Carol Neulander told her daughter, Rebecca Neulander-Rockoff, that a man who came to be called the "bathroom guy" by family members, visited the Neulander house about a week before the murder and said he was delivering a package for the rabbi. But after using the family's bathroom, he only gave Carol Neulander an empty, white letter-sized enveloped and left.

At the crime scene on the night of the murder, Fred Neulander denied knowing anything about the strange visitor, whom prosecutors allege was Jenoff, one of the hitmen.

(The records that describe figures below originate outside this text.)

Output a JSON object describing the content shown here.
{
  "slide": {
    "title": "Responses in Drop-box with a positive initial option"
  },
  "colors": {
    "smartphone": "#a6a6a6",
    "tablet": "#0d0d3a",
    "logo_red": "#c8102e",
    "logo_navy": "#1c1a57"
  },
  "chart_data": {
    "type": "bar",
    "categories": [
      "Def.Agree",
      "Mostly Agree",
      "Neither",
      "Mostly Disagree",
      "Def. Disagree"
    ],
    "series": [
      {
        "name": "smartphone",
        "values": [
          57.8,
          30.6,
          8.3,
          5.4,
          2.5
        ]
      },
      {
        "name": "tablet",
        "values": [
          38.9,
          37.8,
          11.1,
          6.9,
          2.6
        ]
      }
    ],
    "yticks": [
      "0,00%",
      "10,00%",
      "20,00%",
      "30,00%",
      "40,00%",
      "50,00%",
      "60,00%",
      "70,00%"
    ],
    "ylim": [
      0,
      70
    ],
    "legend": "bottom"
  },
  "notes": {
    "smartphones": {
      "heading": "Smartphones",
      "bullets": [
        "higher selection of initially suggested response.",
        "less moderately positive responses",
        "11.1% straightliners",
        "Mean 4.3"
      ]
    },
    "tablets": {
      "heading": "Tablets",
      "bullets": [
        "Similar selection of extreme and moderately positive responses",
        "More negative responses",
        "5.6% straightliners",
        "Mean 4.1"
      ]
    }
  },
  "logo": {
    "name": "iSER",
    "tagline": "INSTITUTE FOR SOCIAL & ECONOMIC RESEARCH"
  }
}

On Dec. 5 of that year, however, he told police that his wife discussed the "bathroom guy's" visit but did not seem concerned about it.

Neulander denied during that interview that he ever told his wife "not to be surprised" if he received a delivery at the house on the day of the murder, something police were told by Rebecca Neulander-Rockoff. "That was the opposite of what we were told," Folks said, referring to the rabbi's denial.

On cross-examination, defense lawyer Michael Riley tried to highlight inadequacies in the police investigation. Among other things, police did not compare a hair found in Carol Neulander's hand to either of the killers.

Elaine Soncini, the rabbi's mistress.

"Well, Mr. Daniels and Mr. Jenoff confessed to the homicide," Folks said in explanation.

Jurors sighed audibly several times during the cross-examination of Folks, the prosecution's third witness. Using a type-written "listening aid," jurors were expressionless as they listened to a recording of Fred Neulander's police interview at 3:20 a.m. on Nov. 2, 1994.

Neulander said he last spoke with his wife in a telephone call to Classic Cake Co., where she worked, on the previous day. He found her dead about 9:20 p.m. that night.

"I called her about 3 o'clock. I said, 'I love you,' " Neulander, speaking a hushed tone, can be heard saying on the tape.

The trial is being broadcast by Court TV.